Schiff did not provide further details in the article, but the rapid depreciation of the US dollar could damage the international community's confidence in the US currency as a store of value and medium of exchange. The resulting economic turmoil may also affect the US economy, increasing the cost of repaying dollar debts, especially for foreign borrowers.

Is the Federal Reserve wrong?

Schiff's pessimistic predictions for the US dollar inclined him to choose gold as an alternative to a store of value.

“Gold rose today and closed above $2,500 for the second week in a row,” he wrote in another post on August 23. Meanwhile, the US dollar index fell to its lowest point in 13 months.

He interpreted this trend as evidence of an unwise shift in the Federal Reserve's policy. “This clearly confirms that the Fed's shift was a mistake,” he said.

Schiff has always believed that the fight against inflation is far from over. As the Federal Reserve signals a shift, his conviction is firmer and he anticipates a further rise in inflation.

He predicts that the value of the dollar and gold will continue to show an inverse relationship. He said, “Higher inflation and lower interest rates mean that the dollar will fall to the bottom, while gold will break through the sky.”

Traditionally, gold is considered a guarantee against inflation because it is a tangible asset, unaffected by monetary policy, and does not depreciate due to supply expansion like fiat money. Recently, this precious metal has received a lot of attention from investors, and its price soared 23% in 2024 compared to the previous year.

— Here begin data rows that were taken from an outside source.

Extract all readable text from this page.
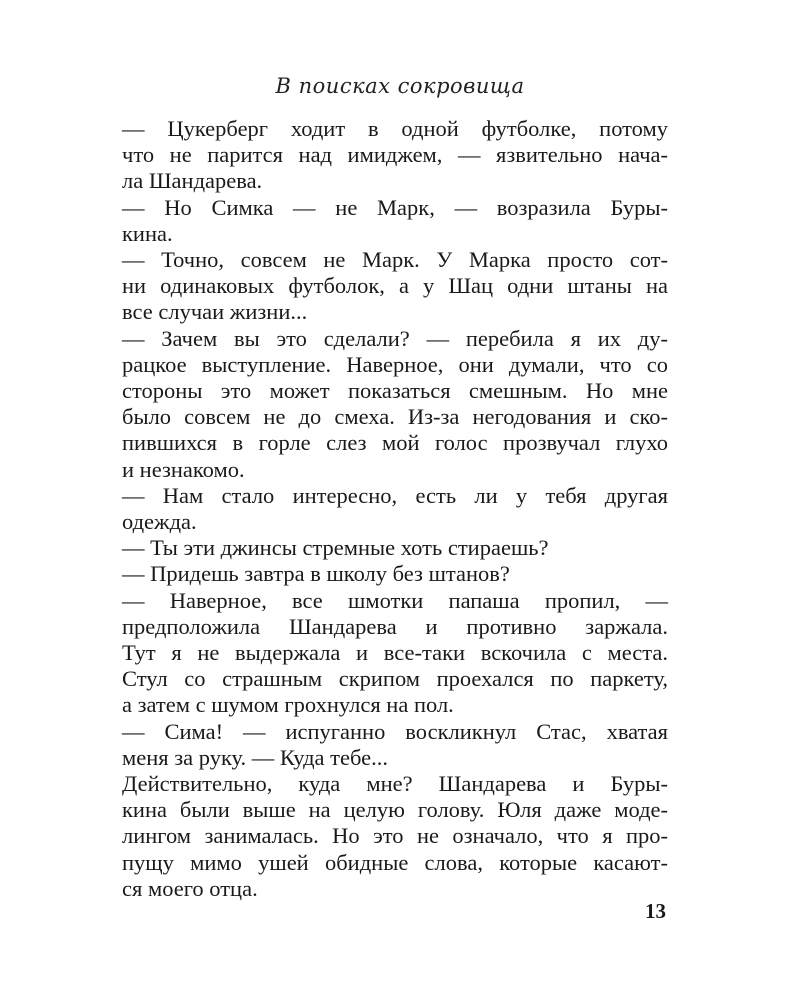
В поисках сокровища
— Цукерберг ходит в одной футболке, потому
что не парится над имиджем, — язвительно нача-
ла Шандарева.
— Но Симка — не Марк, — возразила Буры-
кина.
— Точно, совсем не Марк. У Марка просто сот-
ни одинаковых футболок, а у Шац одни штаны на
все случаи жизни...
— Зачем вы это сделали? — перебила я их ду-
рацкое выступление. Наверное, они думали, что со
стороны это может показаться смешным. Но мне
было совсем не до смеха. Из-за негодования и ско-
пившихся в горле слез мой голос прозвучал глухо
и незнакомо.
— Нам стало интересно, есть ли у тебя другая
одежда.
— Ты эти джинсы стремные хоть стираешь?
— Придешь завтра в школу без штанов?
— Наверное, все шмотки папаша пропил, —
предположила Шандарева и противно заржала.
Тут я не выдержала и все-таки вскочила с места.
Стул со страшным скрипом проехался по паркету,
а затем с шумом грохнулся на пол.
— Сима! — испуганно воскликнул Стас, хватая
меня за руку. — Куда тебе...
Действительно, куда мне? Шандарева и Буры-
кина были выше на целую голову. Юля даже моде-
лингом занималась. Но это не означало, что я про-
пущу мимо ушей обидные слова, которые касают-
ся моего отца.
13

Schiff is not only doing theoretical research; he is also investing according to his beliefs. According to the latest 13F document submitted by EuroPacific Asset Management, precious metals have received great attention in Schiff's investment strategy.

As of July 30, EuroPacific Asset Management's largest shareholding was gold mining company Agnico Eagle Mines (AEM), and the second largest shareholding was Barrick Gold (ABX), another heavyweight company in the gold mining industry.